Hey ho. Here's a whistle stop summary.
The Gills won. (Score flatters to deceive and the home crowd want a constant fight with the stewards). Andy Hamilton was average. (He should stay as 'Old Harry' in my mind - far too much recycled material)
Both events made me wonder what audience I should really sit in as I felt as if I did not belong in either.
My new musical purchases have kept me occupied.(Sasha - Invol2ver & Oakenfold's Greatest Hits & Remixes) As has a rather rejuvenating wander through my C-D collection. Ah. I love Placebo. As I have grown up so have they - and boy do their songs reflect a moment in time... 'Lady of the Flowers', 'Ask for Answers', 'Brick Shithouse', 'Infra-red' etc etc...
Have decided the antidote to 'feeling' alone is to keep 'doing' stuff - to think about real problems/issues. Rather than the what ifs. (Ah but not work related ones. Work is something I very much trying to blot out. I keep dreaming of periphery soon to be central people and it gives me an uneasy sense).

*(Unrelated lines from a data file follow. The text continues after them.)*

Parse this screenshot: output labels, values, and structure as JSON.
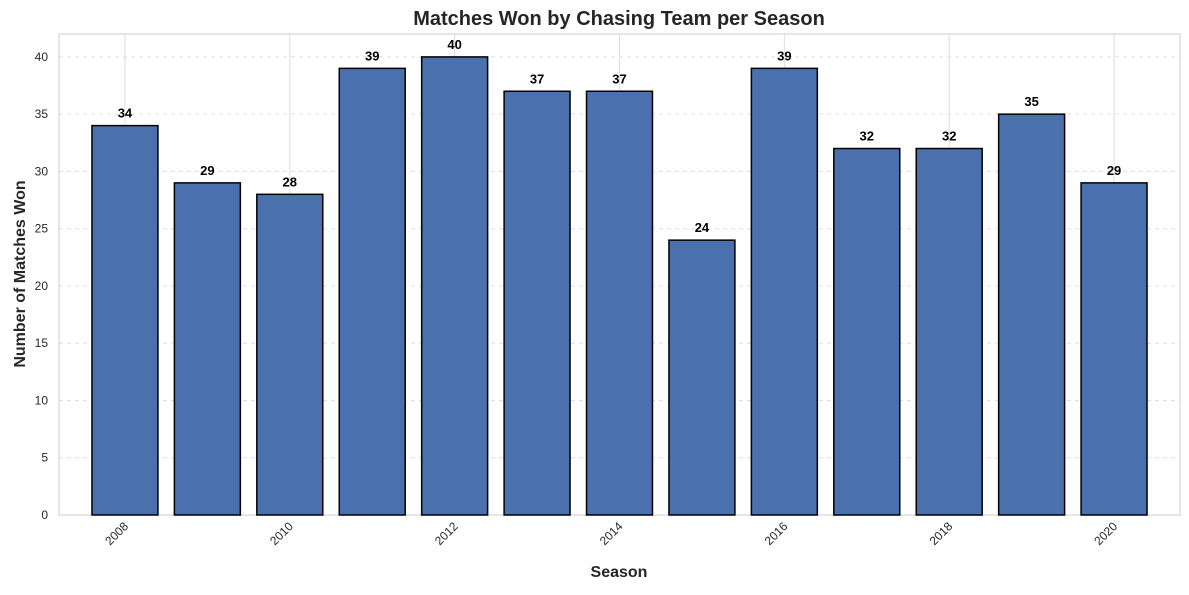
{
  "chart_data": {
    "type": "bar",
    "title": "Matches Won by Chasing Team per Season",
    "xlabel": "Season",
    "ylabel": "Number of Matches Won",
    "categories": [
      "2008",
      "2009",
      "2010",
      "2011",
      "2012",
      "2013",
      "2014",
      "2015",
      "2016",
      "2017",
      "2018",
      "2019",
      "2020"
    ],
    "values": [
      34,
      29,
      28,
      39,
      40,
      37,
      37,
      24,
      39,
      32,
      32,
      35,
      29
    ],
    "data_labels": [
      "34",
      "29",
      "28",
      "39",
      "40",
      "37",
      "37",
      "24",
      "39",
      "32",
      "32",
      "35",
      "29"
    ],
    "x_ticks": [
      "2008",
      "2010",
      "2012",
      "2014",
      "2016",
      "2018",
      "2020"
    ],
    "y_ticks": [
      "0",
      "5",
      "10",
      "15",
      "20",
      "25",
      "30",
      "35",
      "40"
    ],
    "ylim": [
      0,
      42
    ],
    "x_range": [
      2007.2,
      2020.8
    ],
    "grid": true,
    "grid_style": "y dashed, x solid at major ticks",
    "colors": {
      "bar_fill": "#4a71ae",
      "bar_edge": "#000000",
      "grid": "#dddddd",
      "axes_edge": "#cccccc",
      "text": "#262626"
    }
  }
}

Thursday and Friday were odd days, but I cannot be selfish and absorbed by own 'feelings', for once those that Sparky are about to experience are far more important and I have to be strong and as there for him, as anyone who is half way round the world can be...I have shed many a tear over the last 8 days. An article in the Observer had me in tears on the tube. Texts from my bro. Items on TV. Goodbyes. Must go's. No regrets. Lingering kisses and holding on so tight to make it last longer. The lurch in the stomach as words are said. No regrets.